How do you say “straw man” in Spanish?

Former Bush speechwriter extraordinaire Michael Gerson takes an unfair swipe at many conservatives’ opposition to the Seante immigration bill in the WaPo:

In 1882, Congress passed and President Chester Arthur signed the Chinese Exclusion Act. Today we don’t name laws as bluntly as we used to. But anti-immigrant sentiments are very much alive, this time expressed in opposition to the Comprehensive Immigration Reform Act of 2007. For a certain kind of conservative, any attempt to grant a legal status to illegal immigrants is as welcome as salsa on their apple pie. One conservative commentator claims that the law is “going to erase America” — an ambition even beyond Ted Kennedy’s considerable powers…the real passion in this debate is not political, it is cultural — a fear that American identity is being diluted by Latino migration…A nativist party will cease to be a national party.

“The real passion in this debate is…a fear that American identity is being diluted.” That might or might not be a valid criticism of the bill (perhaps it is really a criticism of media culture and the educational establishment), but it is being used as a straw man to tar opponents with nasty epithets.

Our “real passion” in the debate on the Senate bill is that the law is designed to fail on its own terms, but that’s another matter. It is the unhelpful reaction to criticism by the White House and its allies which is really noteworthy here. We ask: what’s the deal with this snide tone among the political elites and Washington insiders towards opponents of the Senate bill? Must opponents of legislation be demonized by their own party’s spokesmen and allies, while their objections go substantively unanswered?

Does the White House not understand that the immigration bill may have serious flaws? We’ve commented on the lack of credible implementation procedures in the bill that make it anything other than an amnesty. We’ve reported that most demographic groups in the US — including a whopping 61% of black Americans — oppose the bill: are they Gerson’s white racist nativists too? Or are they responding to a reality on the ground and to the research showing that uncontrolled, large-scale immigration has had very negative effects on black America, as Bruce Kesler has written? There are many valid criticisms of a bill which claims definitionally to be “comprehensive”, starting with the notion that “comprehensive” means that the problem will once and finally be solved, which means effective border enforcement of a kind missing in this legislation. There are many other substantive and thoughtful criticisms and objections to the bill as drafted. These objections deserve answers, not insults.

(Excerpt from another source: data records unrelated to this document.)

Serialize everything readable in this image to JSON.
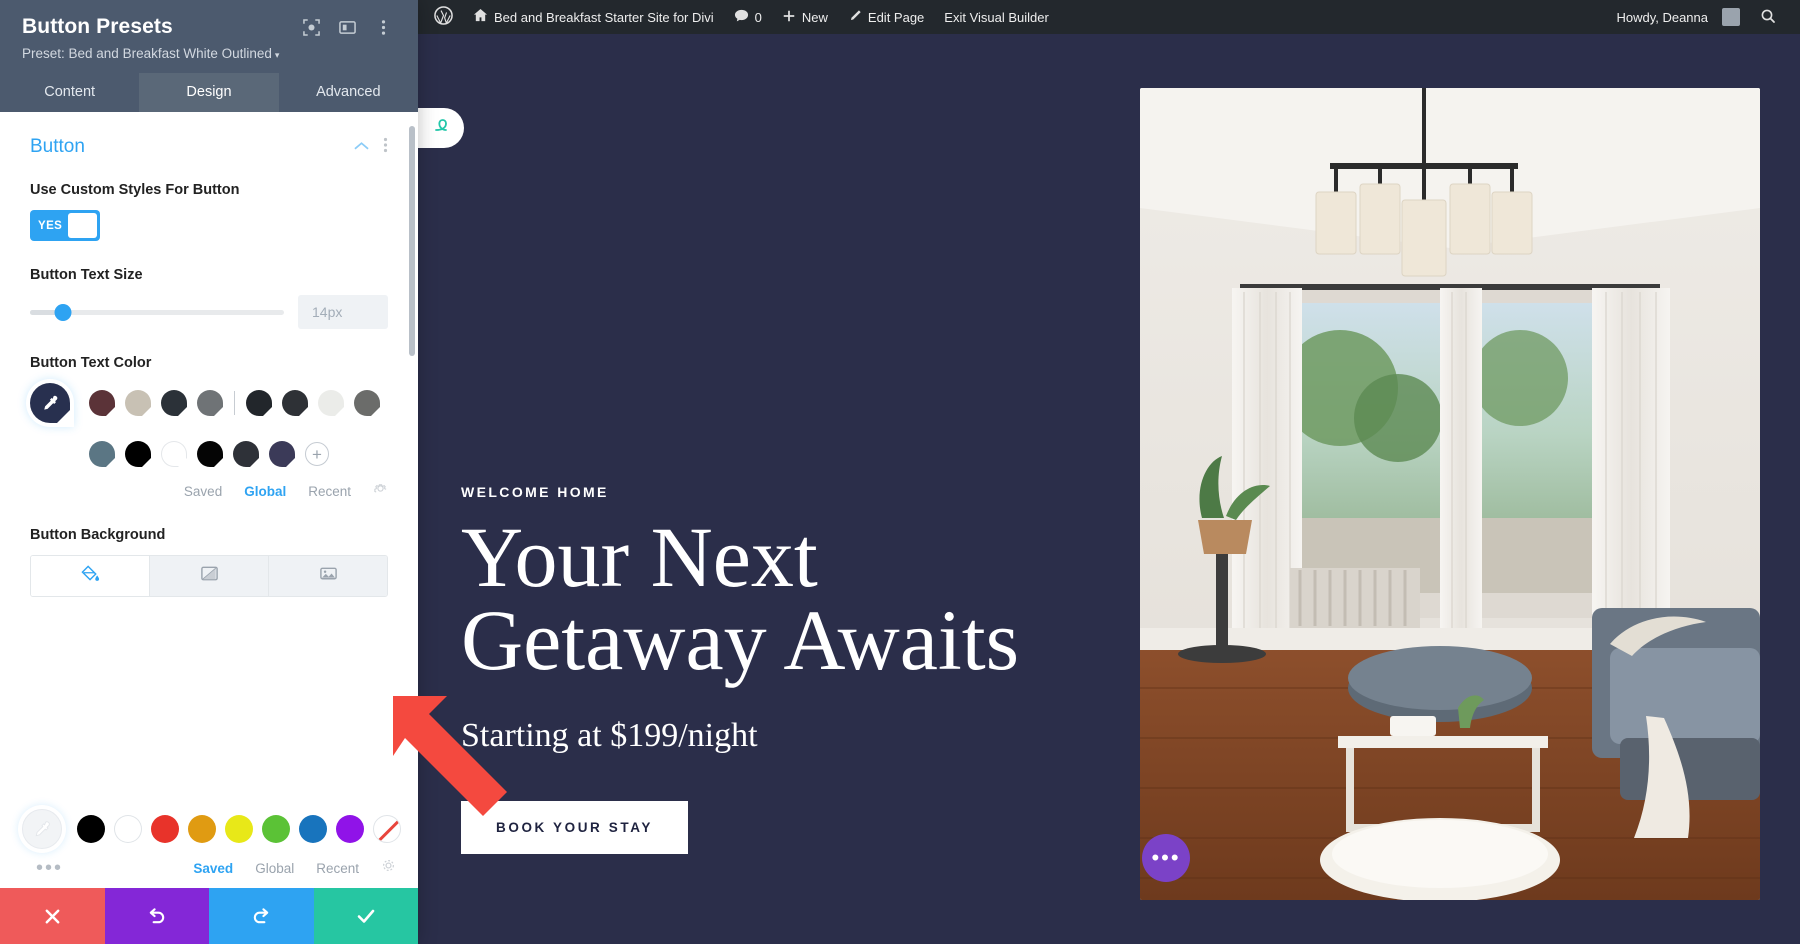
{
  "panel": {
    "title": "Button Presets",
    "preset_label": "Preset: Bed and Breakfast White Outlined",
    "preset_caret": "▾",
    "icons": {
      "focus": "focus-target-icon",
      "layout": "panel-layout-icon",
      "more": "kebab-menu-icon"
    },
    "tabs": [
      {
        "label": "Content",
        "active": false
      },
      {
        "label": "Design",
        "active": true
      },
      {
        "label": "Advanced",
        "active": false
      }
    ],
    "section": {
      "title": "Button",
      "collapse_icon": "chevron-up-icon",
      "more_icon": "kebab-menu-icon"
    },
    "fields": {
      "use_custom_styles": {
        "label": "Use Custom Styles For Button",
        "toggle_value": "YES"
      },
      "text_size": {
        "label": "Button Text Size",
        "value": "14px",
        "slider_percent": 13
      },
      "text_color": {
        "label": "Button Text Color",
        "eyedropper_icon": "eyedropper-icon",
        "row1": [
          "#5b3338",
          "#c8c1b4",
          "#2b3138",
          "#6f7376",
          "#22262b",
          "#2e3136",
          "#ebece9",
          "#6b6c6a"
        ],
        "row2": [
          "#5b7684",
          "#000000",
          "#ffffff",
          "#050505",
          "#2e3138",
          "#3b3a58"
        ],
        "add_label": "+",
        "scope_tabs": [
          {
            "label": "Saved",
            "active": false
          },
          {
            "label": "Global",
            "active": true
          },
          {
            "label": "Recent",
            "active": false
          }
        ],
        "settings_icon": "gear-icon"
      },
      "background": {
        "label": "Button Background",
        "tabs": [
          {
            "icon": "paint-bucket-icon",
            "active": true
          },
          {
            "icon": "gradient-icon",
            "active": false
          },
          {
            "icon": "image-icon",
            "active": false
          }
        ]
      }
    },
    "color_picker": {
      "eyedropper_icon": "eyedropper-icon",
      "swatches": [
        "#000000",
        "#ffffff",
        "#e8332a",
        "#e09b12",
        "#e8e818",
        "#5bc236",
        "#1874bd",
        "#9013e8"
      ],
      "none_icon": "no-color-icon",
      "overflow_icon": "more-dots-icon",
      "scope_tabs": [
        {
          "label": "Saved",
          "active": true
        },
        {
          "label": "Global",
          "active": false
        },
        {
          "label": "Recent",
          "active": false
        }
      ],
      "settings_icon": "gear-icon"
    },
    "actions": [
      {
        "name": "discard",
        "icon": "close-x-icon",
        "color": "#ef5a5a"
      },
      {
        "name": "undo",
        "icon": "undo-arrow-icon",
        "color": "#8427d7"
      },
      {
        "name": "redo",
        "icon": "redo-arrow-icon",
        "color": "#2ea3f2"
      },
      {
        "name": "save",
        "icon": "checkmark-icon",
        "color": "#26c6a2"
      }
    ]
  },
  "adminbar": {
    "wp_logo": "wordpress-logo-icon",
    "site_icon": "home-icon",
    "site_title": "Bed and Breakfast Starter Site for Divi",
    "comments_icon": "comment-bubble-icon",
    "comments_count": "0",
    "new_icon": "plus-icon",
    "new_label": "New",
    "edit_icon": "pencil-icon",
    "edit_label": "Edit Page",
    "exit_label": "Exit Visual Builder",
    "howdy": "Howdy, Deanna",
    "avatar": "user-avatar",
    "search_icon": "search-icon"
  },
  "canvas": {
    "divi_tab_icon": "divi-logo-icon",
    "eyebrow": "WELCOME HOME",
    "headline_line1": "Your Next",
    "headline_line2": "Getaway Awaits",
    "subline": "Starting at $199/night",
    "cta_label": "BOOK YOUR STAY",
    "fab_icon": "more-dots-icon",
    "hero_image_alt": "living-room-photo"
  },
  "annotation": {
    "arrow": "red-arrow-pointing-to-save-button"
  },
  "colors": {
    "accent_blue": "#2ea3f2",
    "panel_header": "#4c5a6e",
    "adminbar": "#23282d",
    "canvas_bg": "#2b2e4a",
    "save_green": "#26c6a2",
    "arrow_red": "#f4493f"
  }
}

We agree with Bruce Kesler, Paul Mirengoff, John Podhoretz and many other conservatives that shooting at your allies is as poor a strategy in politics as it is in war.

UPDATE

This video of the Wall Street Journal editorial board discussing the immigration bill is disturbing. They really seem to believe that conservative opponents of the bill are prejudiced against Mexicans and other Hispanic people, but dare not say it — and therefore cloak their racism in talk about “border security.” How very odd, and troubling.

And we’ll make a further, political, point. The editorial board appears to believe that the politics of this bill only work one way, that is, to deprive the Republican Party of Hispanic voters if a bill does not pass. There never seems to be any consideration of the idea that there are perhaps many Democrats who are offended by the US’s lack of control of its own borders and who are admitted across them. There is plenty of evidence to the contrary, as we have shown.